Около двух тысяч детей маршировало по обеим сторонам проспекта Юллеи, провожая маршевый батальон «стариков». Дети с удивлением взирали на отцов, согнувшихся под тяжестью дисциплины, рюкзаков и винтовок. Дети никак не могли взять в толк, почему подчиняется чужим приказам отец, — тот, кому дома подчиняются все. Почему он останавливается, когда на него кричат, и почему шагает по команде фельдфебеля: «Шагом марш!»
Даже гром духового оркестра не мог заглушить чувства, что отца унижают, что отец — никто, а стало быть, они, его дети, тоже никто.
Дети шагали рядом с батальоном. А матери шли по тротуару. Речь тут шла не о любви, а о гораздо большем: обо всей жизни, о семье, о кормильце, об отце шести, а то и десяти ребят — словом, о том, кто был столбом, поддерживающим крышу, и теперь этот столб выдернули.
Угрюмо прошла присяга. Ни одного протестующего движения, ни одного выкрика. Поезд увозил отцов. Две тысячи детей смотрели им вслед…

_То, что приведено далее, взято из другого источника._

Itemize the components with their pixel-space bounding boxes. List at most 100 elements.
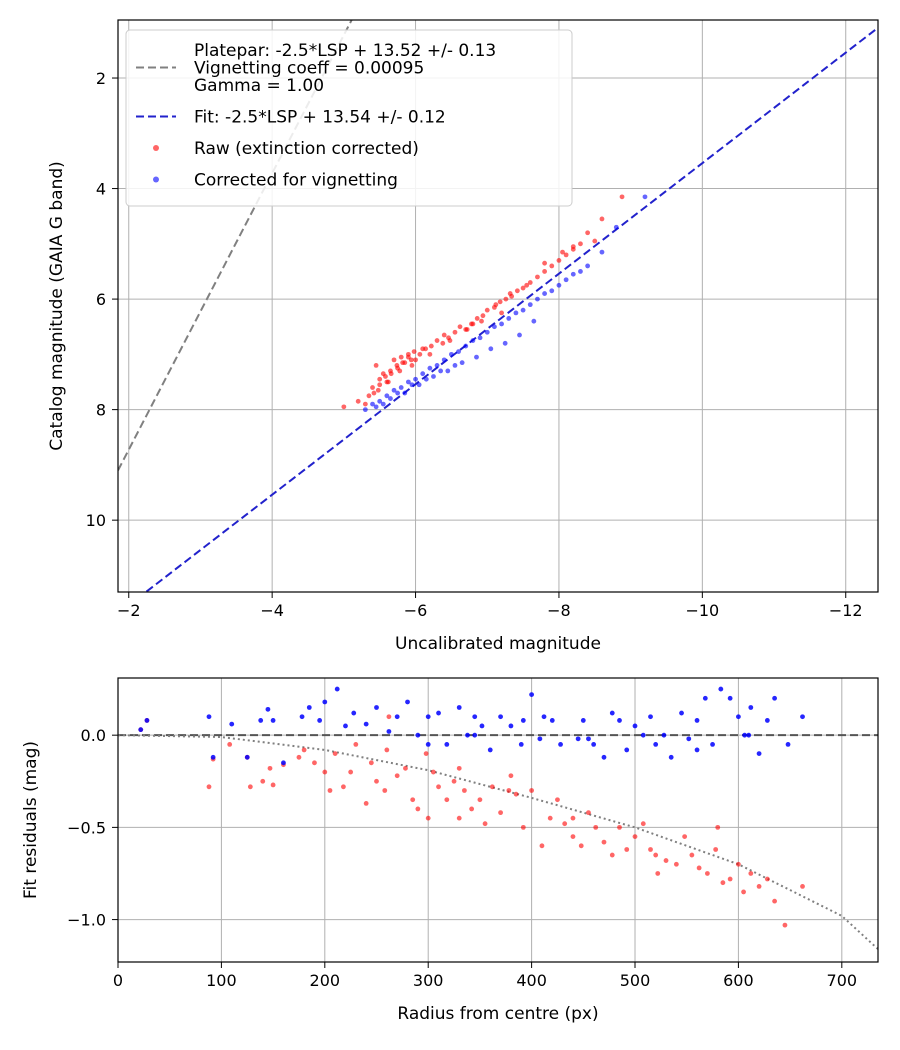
calib-xtick-label-2: −6 — [404, 601, 428, 620]
resid-point-2-50 — [570, 834, 576, 839]
resid-point-2-55 — [609, 852, 615, 858]
legend-marker-3 — [153, 176, 159, 183]
resid-point-2-83 — [653, 852, 659, 858]
calib-point-3-40 — [445, 368, 451, 374]
resid-point-2-51 — [578, 843, 584, 849]
resid-point-2-61 — [655, 871, 661, 876]
calib-point-3-44 — [502, 340, 508, 346]
resid-point-2-13 — [312, 760, 317, 766]
resid-point-2-54 — [601, 839, 607, 845]
resid-xtick-label-4: 400 — [516, 971, 547, 990]
calib-point-2-20 — [388, 371, 394, 377]
calib-point-3-35 — [373, 404, 379, 410]
calib-point-2-62 — [397, 368, 403, 374]
resid-point-3-13 — [322, 699, 328, 705]
calib-point-3-33 — [613, 224, 619, 230]
resid-point-3-27 — [465, 732, 470, 738]
resid-point-3-24 — [436, 710, 441, 716]
resid-point-2-69 — [720, 880, 726, 886]
resid-point-3-38 — [558, 741, 563, 747]
resid-point-2-72 — [741, 889, 746, 895]
calib-point-3-5 — [398, 385, 404, 390]
calib-xtick-label-5: −12 — [829, 601, 863, 620]
calib-point-2-45 — [535, 274, 540, 280]
calib-xtick-label-1: −4 — [260, 601, 284, 620]
calib-point-2-70 — [524, 282, 530, 288]
calib-point-2-3 — [370, 385, 375, 390]
resid-point-3-48 — [648, 714, 653, 720]
calib-point-2-66 — [464, 327, 470, 332]
calib-point-3-22 — [520, 307, 526, 313]
resid-point-2-58 — [632, 834, 638, 839]
resid-point-3-4 — [229, 721, 235, 727]
resid-point-3-62 — [756, 751, 762, 757]
resid-xtick-label-3: 300 — [413, 971, 444, 990]
resid-point-2-47 — [547, 815, 553, 821]
resid-xtick-label-5: 500 — [620, 971, 651, 990]
calib-point-3-27 — [556, 282, 562, 288]
calib-point-3-14 — [463, 343, 469, 349]
calib-point-2-32 — [457, 324, 463, 330]
calib-point-2-15 — [413, 357, 418, 363]
resid-point-2-82 — [570, 815, 576, 821]
resid-point-3-12 — [317, 718, 323, 723]
resid-point-3-42 — [601, 754, 607, 760]
resid-point-2-22 — [374, 778, 379, 784]
calib-point-2-71 — [542, 260, 548, 266]
resid-point-3-30 — [487, 747, 493, 753]
resid-ytick-label-0: 0.0 — [81, 726, 106, 745]
calib-point-3-10 — [434, 363, 440, 368]
calib-point-3-17 — [484, 329, 490, 335]
resid-point-3-20 — [394, 714, 400, 720]
resid-point-2-38 — [477, 797, 483, 803]
resid-point-2-20 — [363, 801, 369, 806]
resid-point-2-53 — [593, 824, 599, 830]
resid-point-3-11 — [306, 705, 312, 710]
calib-point-3-49 — [409, 382, 415, 388]
resid-point-2-16 — [332, 751, 338, 757]
calib-point-3-48 — [395, 390, 401, 396]
calib-point-2-43 — [520, 285, 526, 291]
resid-ytick-label-2: −1.0 — [67, 911, 106, 930]
calib-point-2-52 — [585, 230, 591, 236]
resid-point-2-31 — [430, 769, 436, 775]
calib-point-2-1 — [355, 398, 361, 404]
legend: Platepar: -2.5*LSP + 13.52 +/- 0.13Vigne… — [125, 29, 573, 207]
calib-point-3-6 — [405, 379, 411, 385]
resid-point-2-42 — [506, 788, 512, 793]
resid-point-2-73 — [748, 871, 754, 876]
calib-point-2-44 — [527, 280, 533, 285]
resid-point-2-27 — [410, 797, 416, 803]
resid-point-3-28 — [472, 714, 478, 720]
calib-point-3-7 — [413, 376, 418, 382]
resid-point-2-57 — [624, 847, 630, 852]
resid-ytick-label-1: −0.5 — [67, 818, 106, 837]
calib-plot-area — [118, 20, 878, 592]
resid-point-2-26 — [403, 765, 408, 771]
calib-ytick-label-1: 4 — [96, 180, 106, 199]
resid-point-3-26 — [456, 705, 462, 710]
calib-point-3-51 — [438, 368, 444, 374]
calib-point-3-19 — [499, 321, 504, 327]
resid-point-2-39 — [482, 821, 488, 827]
calib-point-2-64 — [427, 351, 433, 357]
calib-point-3-26 — [549, 288, 555, 294]
calib-ytick-label-0: 2 — [96, 69, 106, 88]
calib-point-2-56 — [420, 346, 426, 352]
resid-point-2-23 — [382, 788, 388, 793]
legend-box — [125, 29, 573, 207]
resid-point-3-6 — [258, 718, 264, 723]
resid-point-3-14 — [334, 686, 340, 692]
resid-point-3-23 — [425, 714, 431, 720]
resid-point-3-69 — [518, 741, 524, 747]
resid-point-3-5 — [244, 754, 250, 760]
resid-point-3-70 — [586, 736, 591, 742]
resid-xlabel: Radius from centre (px) — [397, 1004, 598, 1024]
resid-point-3-72 — [746, 732, 752, 738]
calib-point-2-60 — [375, 387, 381, 393]
calib-xlabel: Uncalibrated magnitude — [395, 634, 601, 654]
resid-point-2-36 — [461, 788, 467, 793]
resid-point-3-67 — [425, 741, 431, 747]
calib-point-3-47 — [380, 401, 386, 407]
resid-point-2-70 — [727, 876, 733, 882]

На северном фронте Ференца Фицека и Венцеля Балажа зачислили в мастерскую. Фицек попросил Балажа написать домой, ибо сам он писать не умел.
«Милая моя жена и дети!
Никакой беды не случилось! Я здесь, в сорока километрах от русского фронта, в городке Коломые, в Галиции. Работаю в мастерской. Умный человек был мой отец, что отдал меня в ученье к сапожнику. Сапожнику хоть и погано живется на свете, а все-таки он везде нужен. У людей повсюду есть ноги, а ноги без обувки что сиротинки. Пиши. Я тоже буду писать, когда у Венцеля найдется время. Тебя целует твой муж и отец твоих детей».

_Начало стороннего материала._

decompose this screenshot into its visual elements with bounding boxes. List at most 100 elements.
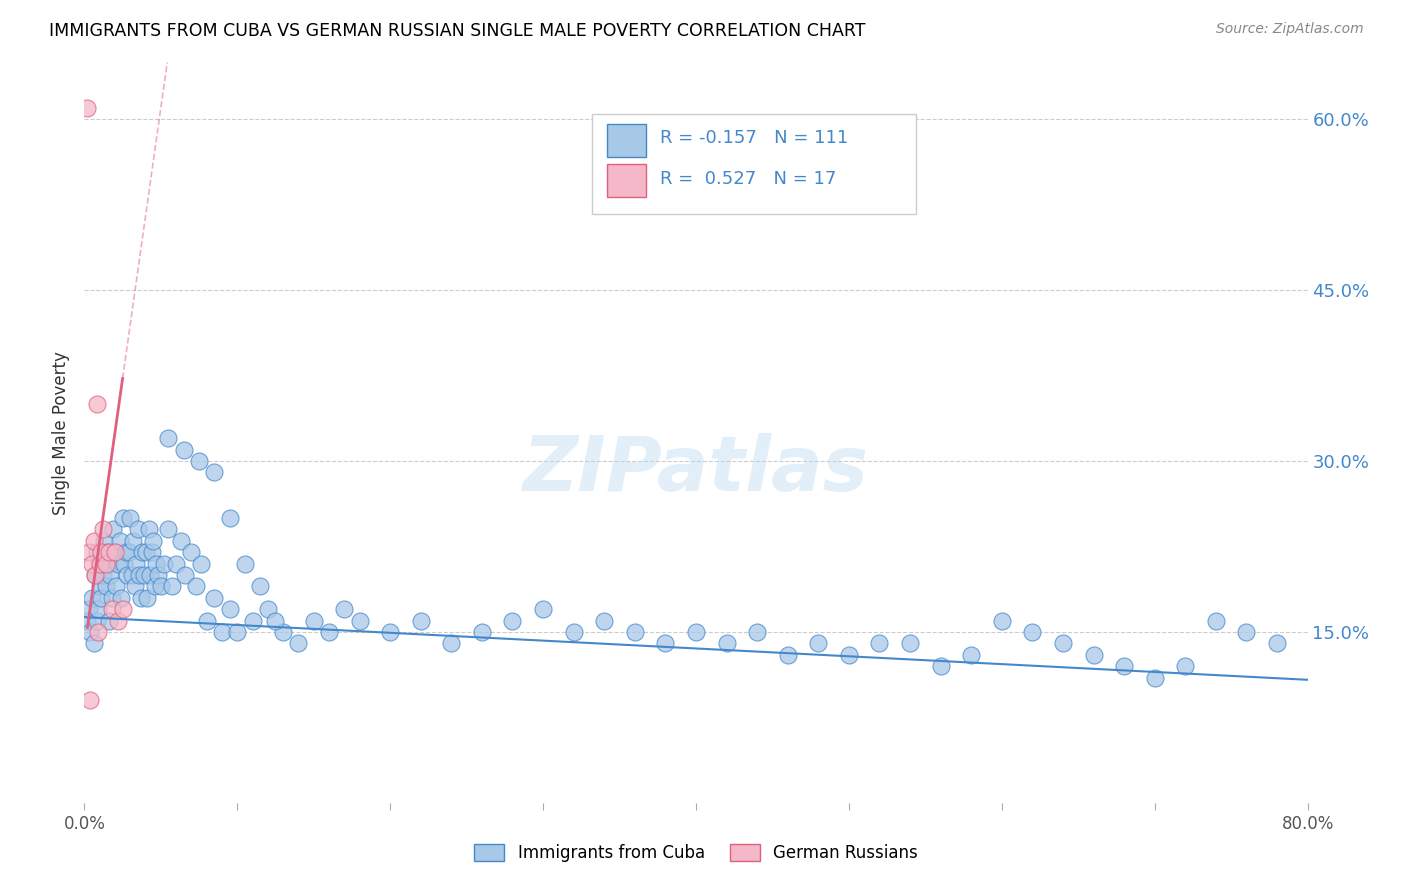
- Point: [531, 602, 554, 616]
- Point: [103, 523, 125, 537]
- Text: R = -0.157   N = 111: R = -0.157 N = 111: [661, 129, 849, 147]
- Point: [104, 545, 127, 559]
- Point: [1114, 659, 1136, 673]
- Point: [83, 533, 105, 548]
- Point: [202, 466, 225, 480]
- Point: [562, 624, 585, 639]
- Point: [211, 624, 233, 639]
- Point: [93, 533, 115, 548]
- Point: [77, 545, 100, 559]
- Point: [111, 602, 134, 616]
- Point: [184, 579, 207, 593]
- Point: [97, 614, 120, 628]
- Point: [202, 591, 225, 605]
- Point: [121, 568, 143, 582]
- Text: IMMIGRANTS FROM CUBA VS GERMAN RUSSIAN SINGLE MALE POVERTY CORRELATION CHART: IMMIGRANTS FROM CUBA VS GERMAN RUSSIAN S…: [49, 22, 866, 40]
- Point: [146, 568, 169, 582]
- Point: [716, 636, 738, 650]
- Point: [94, 579, 117, 593]
- Point: [80, 557, 103, 571]
- Point: [79, 624, 101, 639]
- Point: [91, 568, 114, 582]
- Point: [380, 624, 402, 639]
- Point: [125, 557, 148, 571]
- Point: [76, 614, 98, 628]
- Point: [233, 557, 256, 571]
- Point: [188, 454, 211, 468]
- FancyBboxPatch shape: [606, 164, 645, 197]
- Point: [84, 568, 107, 582]
- Point: [111, 511, 134, 525]
- Point: [838, 648, 860, 662]
- Point: [77, 602, 100, 616]
- Point: [624, 624, 647, 639]
- Point: [127, 523, 149, 537]
- Point: [776, 648, 799, 662]
- Point: [157, 523, 180, 537]
- Point: [190, 557, 212, 571]
- Point: [593, 614, 616, 628]
- Point: [131, 545, 153, 559]
- Point: [471, 624, 494, 639]
- Point: [86, 397, 108, 411]
- Point: [142, 533, 165, 548]
- Point: [287, 636, 309, 650]
- Point: [195, 614, 218, 628]
- Point: [110, 591, 132, 605]
- Point: [101, 591, 124, 605]
- Point: [1236, 624, 1258, 639]
- Point: [302, 614, 325, 628]
- Text: ZIPatlas: ZIPatlas: [523, 433, 869, 507]
- Point: [170, 533, 193, 548]
- Text: Source: ZipAtlas.com: Source: ZipAtlas.com: [1216, 22, 1364, 37]
- Point: [929, 659, 952, 673]
- Point: [165, 557, 187, 571]
- Point: [97, 545, 120, 559]
- Point: [502, 614, 524, 628]
- Point: [264, 614, 287, 628]
- Point: [84, 568, 107, 582]
- Point: [654, 636, 676, 650]
- Point: [226, 624, 249, 639]
- Point: [409, 614, 432, 628]
- Point: [90, 545, 112, 559]
- Point: [333, 602, 356, 616]
- Point: [101, 602, 124, 616]
- Point: [80, 591, 103, 605]
- Point: [257, 602, 280, 616]
- Point: [747, 624, 769, 639]
- Point: [349, 614, 371, 628]
- Point: [440, 636, 463, 650]
- Point: [160, 579, 183, 593]
- Point: [91, 523, 114, 537]
- Point: [87, 624, 110, 639]
- Point: [869, 636, 891, 650]
- Point: [141, 545, 163, 559]
- Point: [118, 545, 141, 559]
- Point: [132, 568, 155, 582]
- Point: [97, 557, 120, 571]
- Point: [318, 624, 340, 639]
- Point: [104, 545, 127, 559]
- Point: [991, 614, 1014, 628]
- Point: [76, 101, 98, 115]
- Point: [107, 614, 129, 628]
- Text: R =  0.527   N = 17: R = 0.527 N = 17: [661, 170, 837, 188]
- Point: [1052, 636, 1074, 650]
- Point: [898, 636, 921, 650]
- Point: [135, 545, 157, 559]
- Point: [89, 557, 111, 571]
- Point: [807, 636, 830, 650]
- Point: [124, 579, 146, 593]
- Point: [96, 545, 118, 559]
- Point: [180, 545, 202, 559]
- Point: [249, 579, 271, 593]
- Point: [145, 557, 167, 571]
- Legend: Immigrants from Cuba, German Russians: Immigrants from Cuba, German Russians: [468, 837, 924, 869]
- Point: [128, 568, 150, 582]
- Point: [120, 511, 142, 525]
- Point: [136, 591, 159, 605]
- Point: [138, 523, 160, 537]
- Y-axis label: Single Male Poverty: Single Male Poverty: [52, 351, 70, 515]
- Point: [115, 568, 138, 582]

В конце стояла собственноручная подпись Ференца Фицека, из которой можно было разобрать только две буквы: «Фе…», а дальше шла закорючка — не хуже, чем у больших господ.
Фронтовая открытка доставила дома большую радость.
— Я же всегда говорил, — воскликнул Отто, хотя он ничего такого не говорил, — что за папу бояться нечего!
Маленький Бела вытаращил глаза и гордо произнес:
— Папа есть папа!..
Увы, беда пришла гораздо раньше, чем предполагала г-жа Фицек. Дело в том, что офицеры заставляли шить себе на фронте башмаки, штатскую одежду, отправляли все это домой целыми сундуками. И вот два солдата королевского и императорского свободного полка, Ференц Фицек и Венцель Балаж, явились на прием к коменданту города Коломыи. Они рассказали ему об этом, и комендант их похвалил.
Три недели спустя Фицека и Балажа зачислили в маршевую роту, а месяц спустя, сидя в глубокой воронке на Добердовском плато, они уже ругательски ругали господа бога.
«Милая женушка!
Вот мы вместе с Венцелем в Добердо. Если в нас угодит пуля, то только потому, что мы были честными людьми. И я и Венцель. Черт бы всех подрал! А кроме того, у меня пошли чирьи. Сам не знаю, что это. И откуда они взялись? Целует…»
И снова королевская подпись: «Фе…»
ГЛАВА ШЕСТАЯ
Мартон молча, в дурном расположении духа, позавтракал на кухне. Он впервые приехал зимой в Сентмартон и, хотя знал, что зима не лето, все-таки растерялся. На том краю села, где жила его тетушка, было грязно, неуютно, уныло и грустно. Побеленные домики и лачужки, которые в сиянии летнего утра, среди зеленой листвы казались молоденькими, милыми и жизнерадостными как раз потому, что были малы, и, сливаясь с шелестящей природой, становились вместе с ней прекрасными, — сейчас, под хмурым зимним небом, среди опустелых полей и голых деревьев, стояли подурневшие, измученные, безутешные.
Летом деревья защищали домики, ласкали их гибкими ветвями, скрывали щели крыш, трещины стен, выбитые зубы заборов, теперь же, словно бедняки, спасающиеся верой, они заламывали к небу исхудалые руки-ветви. «Что здесь случилось? Что здесь случилось?» — стонали деревья на ледяном ветру.